The training set and the test set of each target and shadow model are randomly selected from the respective datasets, have the same size, and are disjoint. There is no overlap between the datasets of the target model and those of the shadow models, but the datasets used for different shadow models can overlap with each other.
# Accuracy of the attack
This paper evaluate the attack by executing it on randomly reshuffled records from the target’s training and test datasets. And use the standard precision and recall metric to evaluate the percision.
The test accuracy of the target neural-network models with the largest training datasets is low, which means the models are heavily overfitted on their training sets.
For different deep learning APIs from different companies, the paper trained the same datas for the models and make the evaluation attacks, the result shows that Models trained using Google Prediction API exhibit the biggest leakage.
For the Texas hospital-stay dataset and location adtaset, the paper evaluated the attack against a Google-trained model.
The training accuracy of the Texas’s target model is 0.66 and its test accuracy is 0.51. Precision is mostly above 0.6, and for half of the classes, it is above 0.7. Precision is above 0.85 for more than 20 classes.
The training accuracy of the location’s target model is 1 and its test accuracy is 0.66.Precision is between 0.6 and 0.8, with an almost constant recall of 1.
The attacks against the google trained models for location data sets shows that the paper’s attacks are robust even if the attacker’s assumptions about the distribution of the target model’s training data are not very accurate.
For the majority of the target model’s classes, the paper’s attack achieves high precision.
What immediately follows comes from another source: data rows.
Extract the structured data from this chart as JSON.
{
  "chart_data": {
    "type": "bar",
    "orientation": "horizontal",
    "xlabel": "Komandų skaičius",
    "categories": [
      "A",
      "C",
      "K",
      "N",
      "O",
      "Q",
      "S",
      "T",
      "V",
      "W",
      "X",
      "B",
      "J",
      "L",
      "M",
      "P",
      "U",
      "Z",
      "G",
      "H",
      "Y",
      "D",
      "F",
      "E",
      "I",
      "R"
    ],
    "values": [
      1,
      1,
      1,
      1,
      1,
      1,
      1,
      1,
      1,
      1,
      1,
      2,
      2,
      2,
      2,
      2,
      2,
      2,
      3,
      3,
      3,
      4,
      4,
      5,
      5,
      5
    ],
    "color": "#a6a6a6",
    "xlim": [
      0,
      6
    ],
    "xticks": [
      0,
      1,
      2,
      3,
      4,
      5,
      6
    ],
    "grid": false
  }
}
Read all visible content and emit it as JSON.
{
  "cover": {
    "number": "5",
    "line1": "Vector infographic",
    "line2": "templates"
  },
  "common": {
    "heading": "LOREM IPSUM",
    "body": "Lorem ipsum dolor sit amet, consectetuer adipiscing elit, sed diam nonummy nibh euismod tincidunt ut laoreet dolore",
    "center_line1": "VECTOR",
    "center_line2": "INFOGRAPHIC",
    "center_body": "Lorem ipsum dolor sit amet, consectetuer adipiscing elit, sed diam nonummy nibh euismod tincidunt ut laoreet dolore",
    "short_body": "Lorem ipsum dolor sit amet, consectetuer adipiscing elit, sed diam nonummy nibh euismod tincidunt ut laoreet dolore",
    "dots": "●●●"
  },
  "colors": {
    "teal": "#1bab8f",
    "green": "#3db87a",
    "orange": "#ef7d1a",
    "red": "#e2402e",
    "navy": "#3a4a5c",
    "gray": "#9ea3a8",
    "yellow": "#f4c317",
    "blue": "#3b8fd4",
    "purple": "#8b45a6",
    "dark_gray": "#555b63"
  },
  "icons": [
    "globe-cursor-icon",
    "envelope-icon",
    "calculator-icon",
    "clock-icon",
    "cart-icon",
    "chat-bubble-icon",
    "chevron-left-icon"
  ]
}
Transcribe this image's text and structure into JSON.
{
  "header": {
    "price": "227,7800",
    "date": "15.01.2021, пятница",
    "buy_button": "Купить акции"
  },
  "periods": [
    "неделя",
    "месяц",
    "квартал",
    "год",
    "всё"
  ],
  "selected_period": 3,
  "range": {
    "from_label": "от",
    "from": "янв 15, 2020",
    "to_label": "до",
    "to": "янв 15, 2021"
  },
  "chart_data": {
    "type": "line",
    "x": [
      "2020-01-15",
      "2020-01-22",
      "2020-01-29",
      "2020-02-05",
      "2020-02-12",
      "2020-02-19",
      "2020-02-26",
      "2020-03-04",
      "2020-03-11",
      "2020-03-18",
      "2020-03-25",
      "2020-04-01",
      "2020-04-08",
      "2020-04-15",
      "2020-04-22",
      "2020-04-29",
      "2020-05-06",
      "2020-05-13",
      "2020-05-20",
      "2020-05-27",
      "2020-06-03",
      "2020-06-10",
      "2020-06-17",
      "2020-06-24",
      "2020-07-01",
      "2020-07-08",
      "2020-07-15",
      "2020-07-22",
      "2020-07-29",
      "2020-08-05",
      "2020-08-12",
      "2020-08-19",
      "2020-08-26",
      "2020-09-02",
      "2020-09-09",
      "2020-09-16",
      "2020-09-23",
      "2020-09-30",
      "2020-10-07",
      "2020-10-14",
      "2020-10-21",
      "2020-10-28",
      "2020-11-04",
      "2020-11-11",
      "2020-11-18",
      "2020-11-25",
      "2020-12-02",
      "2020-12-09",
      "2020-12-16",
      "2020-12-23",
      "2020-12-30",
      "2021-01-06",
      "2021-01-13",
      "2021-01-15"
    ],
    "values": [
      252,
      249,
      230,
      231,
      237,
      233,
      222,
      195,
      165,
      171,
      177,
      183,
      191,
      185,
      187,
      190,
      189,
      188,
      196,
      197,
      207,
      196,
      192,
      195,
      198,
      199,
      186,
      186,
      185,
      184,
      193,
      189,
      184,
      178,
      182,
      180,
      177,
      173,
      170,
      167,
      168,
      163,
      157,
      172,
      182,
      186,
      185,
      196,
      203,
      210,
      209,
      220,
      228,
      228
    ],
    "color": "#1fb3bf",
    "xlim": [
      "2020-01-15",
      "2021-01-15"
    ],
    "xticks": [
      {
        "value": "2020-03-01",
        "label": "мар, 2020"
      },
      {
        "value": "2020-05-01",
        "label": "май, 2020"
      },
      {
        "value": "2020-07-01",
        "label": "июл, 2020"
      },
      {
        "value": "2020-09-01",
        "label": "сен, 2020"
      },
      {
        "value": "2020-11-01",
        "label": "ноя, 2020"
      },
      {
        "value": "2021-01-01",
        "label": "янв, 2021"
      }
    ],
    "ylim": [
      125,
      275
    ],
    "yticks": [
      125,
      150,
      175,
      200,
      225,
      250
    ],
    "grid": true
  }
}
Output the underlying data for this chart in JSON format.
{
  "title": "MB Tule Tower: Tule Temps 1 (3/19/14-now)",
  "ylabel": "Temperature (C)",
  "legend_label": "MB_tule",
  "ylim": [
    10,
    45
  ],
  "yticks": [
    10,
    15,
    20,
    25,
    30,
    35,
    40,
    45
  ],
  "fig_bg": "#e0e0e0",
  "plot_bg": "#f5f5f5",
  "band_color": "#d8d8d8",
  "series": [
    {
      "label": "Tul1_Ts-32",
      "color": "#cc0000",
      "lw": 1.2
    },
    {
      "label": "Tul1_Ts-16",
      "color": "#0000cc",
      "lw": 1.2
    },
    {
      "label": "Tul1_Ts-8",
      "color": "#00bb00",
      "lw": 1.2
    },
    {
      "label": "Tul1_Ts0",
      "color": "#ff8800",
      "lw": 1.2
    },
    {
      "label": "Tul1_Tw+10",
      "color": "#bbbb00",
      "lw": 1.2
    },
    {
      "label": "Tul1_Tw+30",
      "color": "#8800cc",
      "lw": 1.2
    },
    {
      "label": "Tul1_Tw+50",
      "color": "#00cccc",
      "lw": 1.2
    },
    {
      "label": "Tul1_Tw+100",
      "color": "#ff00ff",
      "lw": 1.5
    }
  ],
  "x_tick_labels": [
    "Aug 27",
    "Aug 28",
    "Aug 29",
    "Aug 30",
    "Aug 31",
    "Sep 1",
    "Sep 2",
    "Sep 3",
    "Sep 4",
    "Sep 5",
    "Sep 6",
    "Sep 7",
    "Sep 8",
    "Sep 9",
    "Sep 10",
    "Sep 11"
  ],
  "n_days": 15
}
This demonstrates that a membership inference attack can be trained with only black-box access to the target model, without any prior knowledge about the distribution of the target model’s training data if the attacker can efficiently generate inputs that are classified by the target model with high confidence.
# Factors and Defenses
# Factors for Success of membership inference
Based on the evaluation, this paper bring forward two factors for a success membership inference attack:
generalizability of the target model
diversity of its training data
If the model overfits and does not generalize well to inputs beyond its training data, or if the training data is not representative, the model leaks information about its training inputs.
This paper also point out that overfitting is not the only reason why our inference attacks work. Different machine learning models, due to their different structures, “remember” different amounts of information about their training datasets. This leads to different amounts of information leakage even if the models are overfitted to the same degree
# Mitigation strategies
This paper indicates some strategies of mintigate the membership interface of the models:
- Restrict the prediction vector to top k classes.
- Coarsen(变粗糙) precision of the prediction vector.
- Increase entropy of the prediction vector.
- Use regularization.
However, in this paper, they make evaluation about these mitigation strategies, and find that their attack method is still robust against these mitigation strategies
# Conclusion
This paper have designed, implemented, and evaluated the first membership inference attack against machine learning models, notably black-box models trained in the commerical deep learning APIs.
This paper’s key technical innovation is the shadow training tech- nique that trains an attack model to distinguish the target model’s outputs on members versus non-members of its train- ing dataset.
Membership in hospital-stay and other health-care datasets is sensitive from the privacy perspective. Therefore, this method may have substantial practical privacy implications.